Perkara budget yang menyangkut dengan berkendaraan sendiri, umumnya pengeluaran terbanyak pada bbm. Jika Anda menggunakan kendaraan di atas 2000 cc, maka estimasi pengeluaran bbm akan lebih besar. Menggunakan kendaraan dengan cc 1300 – 1500 paling ideal untuk menghemat bbm di perjalanan jauh. Agar tetap berhemat, lakukan kecepatan konstan dengan rpm antara tiga – empat bar (lihat penunjuk rpm pada mobil Anda). Hal itu tidak berlaku jika Anda ingin memacu cepat-cepat kendaraan atau dalam kondisi macet.

2. Persiapkan budget tol

Budget tol merupakan pengeluaran utama kedua. Siapkan budget tersebut untuk keberangkatan dan pulang serta rencanakan jalan tol mana saja yang akan Anda lalui.
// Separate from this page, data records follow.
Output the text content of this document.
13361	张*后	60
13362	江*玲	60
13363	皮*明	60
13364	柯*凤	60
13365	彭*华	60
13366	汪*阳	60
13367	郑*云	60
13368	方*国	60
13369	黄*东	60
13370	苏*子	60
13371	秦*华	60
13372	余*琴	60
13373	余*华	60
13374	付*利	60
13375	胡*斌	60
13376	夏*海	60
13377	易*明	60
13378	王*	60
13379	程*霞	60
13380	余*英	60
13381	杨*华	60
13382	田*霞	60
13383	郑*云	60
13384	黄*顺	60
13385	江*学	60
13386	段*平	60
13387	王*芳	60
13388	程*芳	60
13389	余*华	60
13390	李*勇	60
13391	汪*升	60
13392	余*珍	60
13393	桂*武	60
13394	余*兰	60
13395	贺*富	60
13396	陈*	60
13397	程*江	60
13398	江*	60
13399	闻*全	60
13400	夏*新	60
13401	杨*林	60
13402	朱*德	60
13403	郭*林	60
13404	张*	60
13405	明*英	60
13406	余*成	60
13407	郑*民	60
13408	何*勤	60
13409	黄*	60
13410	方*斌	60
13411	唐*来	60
3. Budget makan dan istirahat

Idealnya perjalanan jauh, hentikan berkendaraan setiap empat jam sekali. Ini agar tubuh tidak lekas lelah. Luangkan antara minimal 30 menit dan maksimal satu jam agar tubuh dapat refresh kembali. Di situasi ini, Anda dapat sekaligus mengisi perut. Pilihlah tempat yang menurut Anda nyaman dan terjangkau budget. Sebab memilih makan di perjalanan butuh kehati-hatian dalam harga dan kualitas makanan. Sebaiknya cari rekomendasi tempat makan yang enak dan harganya rasional.

4. Biaya lain-lain

Meski tidak diharapkan, namun harus diantisipasi. Biaya lain-lain ini dipersiapkan jika terjadi pengeluaran tak terduga menyangkut kondisi kendaraan atau kesehatan pengemudi maupun penumpang. Masukkan budget ini dalam anggaran perjalanan, termasuk donasi-donasi yang akan Anda berikan selama di perjalanan.

Selalu berhati-hati dalam berkendaraan. Selamat mengemudi!